Children and Technology: A Peek Behind the Numbers

According to a study from Common Sense Media on the use of technology by children under the age of eight, 98 percent of homes with children now own at least one mobile device (up from 52 percent in 2011). In fact, 42 percent of young children now have their very own tablet devices. Furthermore, 42 percent of parents say that the TV is on “always” or “most of the time” in the home.

Most shocking, perhaps, is the fact that children spend an average of 2 hours and 19 minutes per day with screen-based media. And as income-levels drop, use of media among children seems to rise. Children from lower-income families making less than $30,000 annually spend an average of 3 hours and 29 minutes with screen-based media. By contrast, children in higher-income families making more than $75,000 per year spend 1 hour and 50 minutes per day with screens.

“About the time that children are teenagers they’re spending over, let’s say, 6 hours engaged with these screen devices,” says Steve Gortmaker, professor of health sociology at Harvard University. “You see rapid increases, and a growing kind of inequality in terms of who’s spending their time with these devices, and it’s worrisome in just a lot of ways.”

But this isn’t exclusively a child problem.

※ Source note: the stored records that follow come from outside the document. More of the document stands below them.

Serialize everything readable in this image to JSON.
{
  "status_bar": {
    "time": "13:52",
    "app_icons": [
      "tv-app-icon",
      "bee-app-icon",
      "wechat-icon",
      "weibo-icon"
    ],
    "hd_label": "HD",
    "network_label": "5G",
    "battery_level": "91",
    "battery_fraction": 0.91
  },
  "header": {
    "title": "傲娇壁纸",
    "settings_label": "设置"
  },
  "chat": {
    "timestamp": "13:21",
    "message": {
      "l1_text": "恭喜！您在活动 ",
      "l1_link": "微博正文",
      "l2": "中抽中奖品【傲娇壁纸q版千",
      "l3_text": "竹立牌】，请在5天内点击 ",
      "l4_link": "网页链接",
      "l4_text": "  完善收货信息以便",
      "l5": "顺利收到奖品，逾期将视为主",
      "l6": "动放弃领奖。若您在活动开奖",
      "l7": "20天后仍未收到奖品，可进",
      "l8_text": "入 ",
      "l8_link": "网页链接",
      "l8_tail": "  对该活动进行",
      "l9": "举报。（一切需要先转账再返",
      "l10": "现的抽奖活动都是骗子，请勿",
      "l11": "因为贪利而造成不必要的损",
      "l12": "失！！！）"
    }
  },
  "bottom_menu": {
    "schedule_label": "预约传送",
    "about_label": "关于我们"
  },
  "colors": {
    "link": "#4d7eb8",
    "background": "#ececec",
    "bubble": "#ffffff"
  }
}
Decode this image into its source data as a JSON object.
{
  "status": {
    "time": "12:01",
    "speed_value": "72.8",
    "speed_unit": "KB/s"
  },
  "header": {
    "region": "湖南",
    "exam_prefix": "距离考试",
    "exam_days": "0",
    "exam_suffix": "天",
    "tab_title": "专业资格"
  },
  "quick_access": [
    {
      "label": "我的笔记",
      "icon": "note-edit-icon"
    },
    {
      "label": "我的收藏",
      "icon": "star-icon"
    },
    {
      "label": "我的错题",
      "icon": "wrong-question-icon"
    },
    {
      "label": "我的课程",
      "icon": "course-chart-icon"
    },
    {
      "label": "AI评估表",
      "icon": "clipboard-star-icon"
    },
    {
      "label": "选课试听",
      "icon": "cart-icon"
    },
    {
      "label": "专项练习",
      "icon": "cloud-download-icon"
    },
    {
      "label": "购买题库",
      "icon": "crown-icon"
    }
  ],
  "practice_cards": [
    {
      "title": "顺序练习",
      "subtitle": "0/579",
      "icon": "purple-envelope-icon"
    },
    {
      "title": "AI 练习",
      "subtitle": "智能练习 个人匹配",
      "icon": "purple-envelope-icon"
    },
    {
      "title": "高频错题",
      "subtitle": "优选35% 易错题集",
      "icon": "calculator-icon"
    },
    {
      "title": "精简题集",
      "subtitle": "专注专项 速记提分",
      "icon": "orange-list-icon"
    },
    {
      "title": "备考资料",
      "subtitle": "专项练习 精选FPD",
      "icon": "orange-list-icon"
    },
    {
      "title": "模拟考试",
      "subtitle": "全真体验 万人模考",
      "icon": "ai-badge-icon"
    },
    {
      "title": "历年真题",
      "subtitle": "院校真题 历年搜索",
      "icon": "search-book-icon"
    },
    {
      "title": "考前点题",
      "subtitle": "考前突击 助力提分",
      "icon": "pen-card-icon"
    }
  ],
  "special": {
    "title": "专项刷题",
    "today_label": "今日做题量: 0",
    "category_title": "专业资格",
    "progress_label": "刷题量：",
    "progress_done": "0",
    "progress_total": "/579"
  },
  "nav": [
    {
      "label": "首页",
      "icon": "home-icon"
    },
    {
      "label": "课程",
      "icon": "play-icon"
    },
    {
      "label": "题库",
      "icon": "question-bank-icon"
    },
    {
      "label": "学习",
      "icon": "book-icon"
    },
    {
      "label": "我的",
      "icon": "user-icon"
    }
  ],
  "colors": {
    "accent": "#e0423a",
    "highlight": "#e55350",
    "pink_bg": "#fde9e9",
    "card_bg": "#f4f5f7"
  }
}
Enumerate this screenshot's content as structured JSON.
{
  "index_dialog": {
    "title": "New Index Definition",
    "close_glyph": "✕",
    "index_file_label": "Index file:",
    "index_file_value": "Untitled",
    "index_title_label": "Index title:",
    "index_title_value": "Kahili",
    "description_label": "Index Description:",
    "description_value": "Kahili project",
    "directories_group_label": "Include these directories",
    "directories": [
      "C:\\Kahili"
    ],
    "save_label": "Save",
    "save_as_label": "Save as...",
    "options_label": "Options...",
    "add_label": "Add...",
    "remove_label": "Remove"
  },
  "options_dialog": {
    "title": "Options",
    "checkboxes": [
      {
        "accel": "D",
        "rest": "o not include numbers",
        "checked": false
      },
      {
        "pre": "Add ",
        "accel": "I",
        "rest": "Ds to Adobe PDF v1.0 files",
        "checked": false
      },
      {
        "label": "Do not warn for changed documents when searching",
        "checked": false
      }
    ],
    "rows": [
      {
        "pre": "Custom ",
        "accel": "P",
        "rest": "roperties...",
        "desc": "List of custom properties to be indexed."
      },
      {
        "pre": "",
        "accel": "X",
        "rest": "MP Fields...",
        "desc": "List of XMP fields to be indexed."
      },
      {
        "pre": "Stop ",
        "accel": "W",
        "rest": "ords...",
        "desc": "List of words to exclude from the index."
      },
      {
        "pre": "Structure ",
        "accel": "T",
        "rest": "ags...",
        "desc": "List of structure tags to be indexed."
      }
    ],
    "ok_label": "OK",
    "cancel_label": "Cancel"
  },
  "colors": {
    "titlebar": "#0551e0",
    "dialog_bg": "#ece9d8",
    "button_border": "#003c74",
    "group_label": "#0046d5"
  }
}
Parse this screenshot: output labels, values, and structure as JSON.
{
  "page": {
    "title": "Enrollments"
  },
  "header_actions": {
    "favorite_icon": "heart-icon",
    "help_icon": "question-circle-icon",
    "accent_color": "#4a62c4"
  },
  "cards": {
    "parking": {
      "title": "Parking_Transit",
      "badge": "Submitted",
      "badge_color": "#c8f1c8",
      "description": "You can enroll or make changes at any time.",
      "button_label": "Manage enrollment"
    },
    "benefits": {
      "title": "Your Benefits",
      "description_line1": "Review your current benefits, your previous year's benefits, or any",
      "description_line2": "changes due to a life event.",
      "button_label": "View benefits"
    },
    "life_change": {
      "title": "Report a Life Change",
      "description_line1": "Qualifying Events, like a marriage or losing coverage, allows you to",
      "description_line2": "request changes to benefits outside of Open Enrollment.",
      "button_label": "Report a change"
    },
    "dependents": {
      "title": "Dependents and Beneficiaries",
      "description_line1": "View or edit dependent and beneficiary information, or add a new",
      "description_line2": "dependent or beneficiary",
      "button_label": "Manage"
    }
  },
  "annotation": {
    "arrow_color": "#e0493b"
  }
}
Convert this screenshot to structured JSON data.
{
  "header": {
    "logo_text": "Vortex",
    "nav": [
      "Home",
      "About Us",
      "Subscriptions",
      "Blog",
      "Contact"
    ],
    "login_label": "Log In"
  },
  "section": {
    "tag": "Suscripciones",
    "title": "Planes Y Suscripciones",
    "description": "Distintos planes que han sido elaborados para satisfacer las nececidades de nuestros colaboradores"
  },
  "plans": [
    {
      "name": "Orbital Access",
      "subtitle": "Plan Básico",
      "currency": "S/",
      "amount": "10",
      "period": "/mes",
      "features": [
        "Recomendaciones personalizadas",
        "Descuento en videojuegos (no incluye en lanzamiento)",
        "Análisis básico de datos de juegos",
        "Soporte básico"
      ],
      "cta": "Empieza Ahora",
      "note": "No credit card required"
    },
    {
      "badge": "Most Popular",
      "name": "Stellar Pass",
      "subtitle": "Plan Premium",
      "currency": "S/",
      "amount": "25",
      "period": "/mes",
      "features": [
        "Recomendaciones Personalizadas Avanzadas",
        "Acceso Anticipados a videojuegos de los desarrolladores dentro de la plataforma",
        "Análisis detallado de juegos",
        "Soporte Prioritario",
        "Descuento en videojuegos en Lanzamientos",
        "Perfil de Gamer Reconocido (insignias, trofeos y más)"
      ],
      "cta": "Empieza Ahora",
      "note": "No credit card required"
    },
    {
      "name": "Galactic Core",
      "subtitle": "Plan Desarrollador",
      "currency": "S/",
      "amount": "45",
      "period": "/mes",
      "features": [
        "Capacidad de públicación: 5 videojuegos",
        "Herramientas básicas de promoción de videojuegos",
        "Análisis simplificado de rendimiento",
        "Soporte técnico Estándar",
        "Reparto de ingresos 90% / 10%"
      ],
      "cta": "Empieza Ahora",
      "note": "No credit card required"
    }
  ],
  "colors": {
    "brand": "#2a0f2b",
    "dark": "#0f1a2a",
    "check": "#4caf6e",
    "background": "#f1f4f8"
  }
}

At the root of the issue is the fact that parents have their own addiction to technology and screen time. The average American adult is spending more than 11 hours per day consumed by media – up from 9 hours and 32 minutes per day just four years ago. So it’s really a family problem. Until it’s viewed as such, very little progress will be made.

How Much Screen Time is Too Much Screen Time?

Credit: Bartosz Budrewicz via Shutterstock

It’s virtually impossible to be a productive or engaged member of society without some exposure to screens and digital media – even as a young child. But there’s clearly a point where too much technology becomes dangerous.

A research project in Canada has been following nearly 2,000 young people from infancy into their teenage years and the results are alarming. Children who spend the most time glued to screens from a young age face the highest risk of emotional, psychological, and physical health issues.

According to journalist Brett Arends, who combed through the study and wrote a piece for MarketWatch, “Those children were more likely to become depressed by age 12 or 13, to be the victims of bullying, to be aggressive, to have lower interpersonal skills, to have unhealthy diets, and to be overweight, the researchers found.”

Parents are often the culprits of technology consumption among young children, but they can also be the solutions. By practicing self-control, limiting their own screen use, and establishing restrictions on screen usage within their homes, they can drastically reduce the time kids spend exposed to media and provide more opportunities for free thinking, physical activity, and exploratory play.

Ironically, it’s the parents who work in Silicon Valley who often have the strictest rules on technology usage in their own homes. Bill Gates is famous for being a low-tech parent. Chris Anderson, former editor of Wired and current CEO of 3D Robotics, has strict rules too.

“My kids accuse me and my wife of being fascists and overly concerned about tech, and they say that none of their friends have the same rules,” says Anderson, who has five children between the ages 6 and 17. “That’s because we have seen the dangers of technology firsthand. I’ve seen it in myself, I don’t want to see that happen to my kids.”

There’s a big burden on parents to step up and create some restrictions. It’s countercultural and sure to incite frustration from kids who have already been exposed to screens, but it’s a necessary step for the development and well-being of our youth.

The Fine Line Between Privacy and Responsibility

On a separate, yet related note, parents need to consider how they’re using technology to monitor and track their children. According to a survey of 2,000 parents with kids between the ages of 3 and 18, 76 percent use a smart tech device to aid in monitoring their children. This includes devices like security cameras, video doorbells, WiFi-enabled baby monitors, and GPS apps.

Some of the monitoring is positive. For example, 51 percent of parents say they use it to control or limit the amount of time children use the internet or social media. But there’s a fine line between basic monitoring and a violation of privacy.

Many parents of teenagers now use apps or devices to track the location of their children. And while the intentions may be fine, the ramifications can be costly. When teenagers sense that their freedoms are being violated, it can damage the relationship with their parents.

Research reveals that teenagers who believe their parents are invading their privacy have a higher level of conflict within the home. And those who are resentful of being digitally tracked will go through great pains to throw parents off the trail – often resorting to extreme measures and dishonest behaviors.

In a world with so much access, parents have to set their own boundaries and learn where to draw a line in the proverbial sand. It’s not easy, but it’s something that must be done.

Parenting With a Purpose

Parents can’t ignore technology, media, and screen time. As one of the biggest challenges in modern parenting, these issues must be dealt with proactively and purposefully. While there’s a time and place for technology, too much can become too dangerous. It’s time to create some structures that promote healthy growth and development.